39D’autre part, toutefois, les exemples sur lesquels se penchent les derniers chapitres montrent que ce récit ne saurait se réduire aux schémas simplistes qu’on nous vend généralement au titre du storytelling (de la publicité, du management ou de la propagande politique). Oui, nous avons besoin de récits, et oui, les récits sont structurés par la transformation d’un état initial en un état final — mais c’est le degré de raffinement (de complexité, d’invention, de puissance explicative, de saisie de causes cachées) propre aux récits échangés entre nous qui fait leur valeur. Les deux œuvres qu’elle analyse en profondeur mobilisent les infinies propriétés de la création littéraire pour réfléchir par le récit (et par les complexités du récit) à ce que peut être la mémoire (forcément narrative) pour l’expérience humaine, chez Hall, et à la façon dont des relations amoureuses trament nos histoires personnelles et notre histoire collective, chez Danielewski.
40Dans les deux cas, l’apport des études littéraires pourrait se caractériser comme ce qu’il est indispensable d’introduire dans nos considérations et nos usages des appareils médiatiques pour humaniser le numérique — à savoir pour nous permettre de réfléchir activement à la façon dont de l’information électronique traitée par des machines en arrive à produire de la signification existentielle pour des sujets humains. Car telle est bien l’autre face des humanités numériques dont Katherine Hayles se fait l’avocate : si les praticiens des humanités feraient bien d’apprendre à utiliser, développer et penser les nouvelles possibilités apportées par les media numériques, les praticiens du numérique feraient bien pour leur part d’écouter ce que les humanités peuvent leur apporter pour « faire sens » de nos nouvelles capacités de computation — et l’enquête de terrain semble montrer qu’il y a davantage de curiosité de la part des informaticiens envers les littéraires, les philosophes et les historiens que ces derniers ne l’imaginent.

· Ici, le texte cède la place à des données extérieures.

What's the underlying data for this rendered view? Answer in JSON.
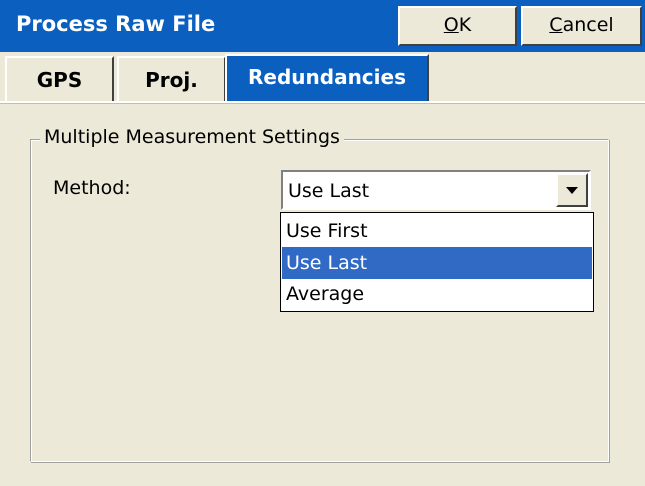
{
  "window": {
    "title": "Process Raw File",
    "ok_label": "OK",
    "ok_mnemonic": "O",
    "ok_rest": "K",
    "cancel_label": "Cancel",
    "cancel_mnemonic": "C",
    "cancel_rest": "ancel"
  },
  "tabs": [
    {
      "label": "GPS",
      "selected": false
    },
    {
      "label": "Proj.",
      "selected": false
    },
    {
      "label": "Redundancies",
      "selected": true
    }
  ],
  "group": {
    "title": "Multiple Measurement Settings",
    "method_label": "Method:",
    "method_value": "Use Last",
    "options": [
      "Use First",
      "Use Last",
      "Average"
    ],
    "highlighted_option": "Use Last"
  },
  "icons": {
    "combo_arrow": "chevron-down-icon"
  },
  "colors": {
    "title_bar": "#0a5fbf",
    "selected_tab": "#0a5fbf",
    "highlight": "#316ac5",
    "background": "#ece9d8"
  }
}
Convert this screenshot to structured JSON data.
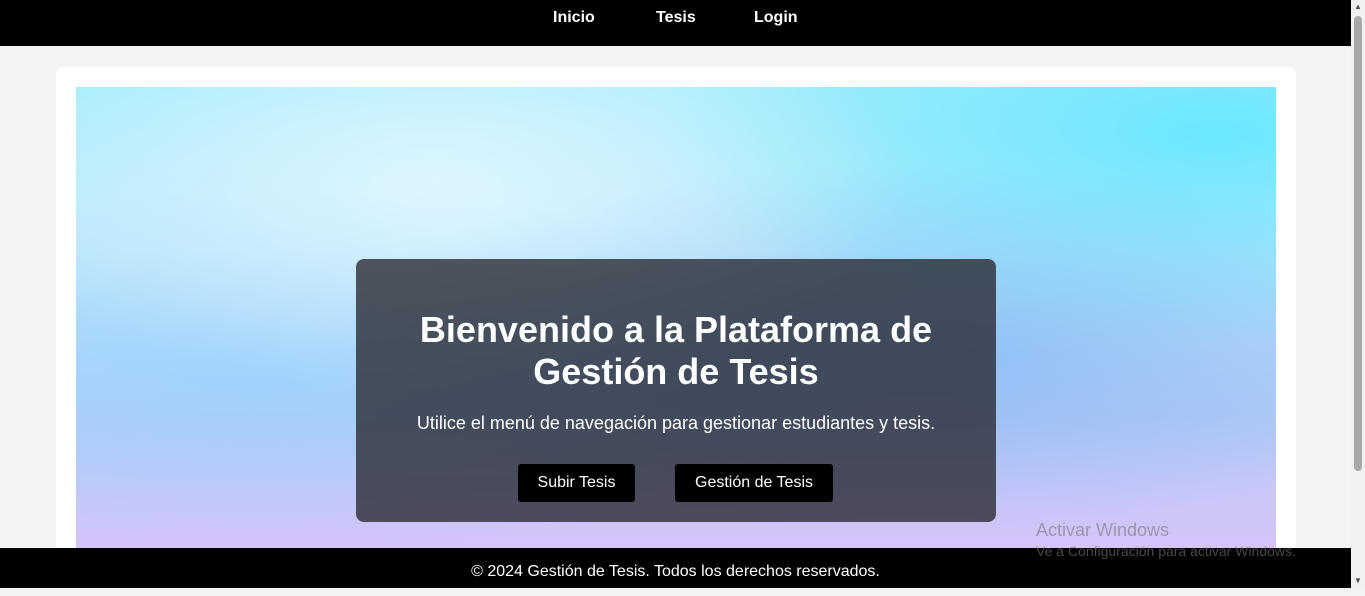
{
  "nav": {
    "items": [
      {
        "label": "Inicio"
      },
      {
        "label": "Tesis"
      },
      {
        "label": "Login"
      }
    ]
  },
  "hero": {
    "title": "Bienvenido a la Plataforma de Gestión de Tesis",
    "subtitle": "Utilice el menú de navegación para gestionar estudiantes y tesis.",
    "buttons": {
      "upload_label": "Subir Tesis",
      "manage_label": "Gestión de Tesis"
    }
  },
  "footer": {
    "text": "© 2024 Gestión de Tesis. Todos los derechos reservados."
  },
  "watermark": {
    "line1": "Activar Windows",
    "line2": "Ve a Configuración para activar Windows."
  },
  "colors": {
    "nav_bg": "#000000",
    "button_bg": "#000000",
    "overlay_bg": "#28283a"
  },
  "icons": {
    "scroll_up": "scroll-up-arrow-icon",
    "scroll_down": "scroll-down-arrow-icon"
  }
}
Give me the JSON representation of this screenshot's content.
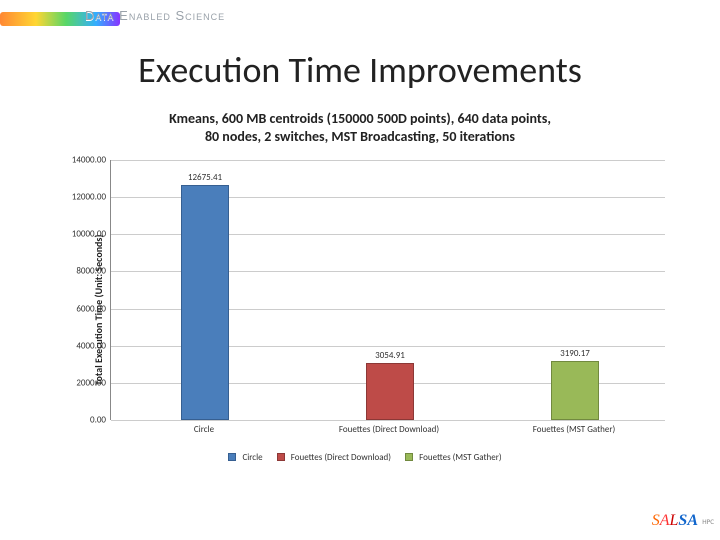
{
  "branding": {
    "top_text": "Data Enabled Science",
    "footer_logo_letters": [
      "S",
      "A",
      "L",
      "SA"
    ],
    "footer_sub": "HPC"
  },
  "slide_title": "Execution Time Improvements",
  "subtitle_line1": "Kmeans, 600 MB centroids (150000 500D points), 640 data points,",
  "subtitle_line2": "80 nodes, 2 switches, MST Broadcasting, 50 iterations",
  "yaxis_label": "Total Execution Time (Unit: Seconds)",
  "categories": {
    "c0": "Circle",
    "c1": "Fouettes (Direct Download)",
    "c2": "Fouettes (MST Gather)"
  },
  "values": {
    "v0": "12675.41",
    "v1": "3054.91",
    "v2": "3190.17"
  },
  "chart_data": {
    "type": "bar",
    "title": "Kmeans, 600 MB centroids (150000 500D points), 640 data points, 80 nodes, 2 switches, MST Broadcasting, 50 iterations",
    "xlabel": "",
    "ylabel": "Total Execution Time (Unit: Seconds)",
    "ylim": [
      0,
      14000
    ],
    "ytick_step": 2000,
    "categories": [
      "Circle",
      "Fouettes (Direct Download)",
      "Fouettes (MST Gather)"
    ],
    "values": [
      12675.41,
      3054.91,
      3190.17
    ],
    "colors": [
      "#4a7ebb",
      "#be4b48",
      "#99b958"
    ],
    "legend_entries": [
      "Circle",
      "Fouettes (Direct Download)",
      "Fouettes (MST Gather)"
    ]
  },
  "yticks": {
    "t0": "0.00",
    "t1": "2000.00",
    "t2": "4000.00",
    "t3": "6000.00",
    "t4": "8000.00",
    "t5": "10000.00",
    "t6": "12000.00",
    "t7": "14000.00"
  },
  "legend": {
    "l0": "Circle",
    "l1": "Fouettes (Direct Download)",
    "l2": "Fouettes (MST Gather)"
  }
}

Penser des études de media comparés
41À la question de départ — comment pensons-nous ? – la réponse est donc double : que nous le voulions ou non, nous pensons aujourd’hui largement à travers des media numériques ; et, que nous le voulions ou non, nous pensons aujourd’hui comme hier largement à travers des formes narratives nécessaires à donner sens aux milieux intensément informationnels dans lesquels nous sommes désormais immergés. S’agit-il donc simplement de monter des colloques où les informaticiens dialoguent avec les littéraires pour réorienter une technogenèse qui semble aujourd’hui susciter davantage d’inquiétudes que d’espoirs ? L’idée, déjà pratiquée, en est sans doute bonne — mais clairement insuffisante. D’une part, cette technogenèse se trouve actuellement soumise aux lois de compétition et de profitabilité d’un capitalisme dérégulé, financiarisé et mondialisé qui sacrifie la soutenabilité socio-écologique aux aberrations de l’obsolescence programmée, du consumérisme irréfléchi, de la précarisation généralisée et d’une croissance cancéreuse élevée au rang de dogme suicidaire. Et il ne suffira malheureusement pas de quelques colloques savants et polis pour renverser le sens de cette course à l’abîme…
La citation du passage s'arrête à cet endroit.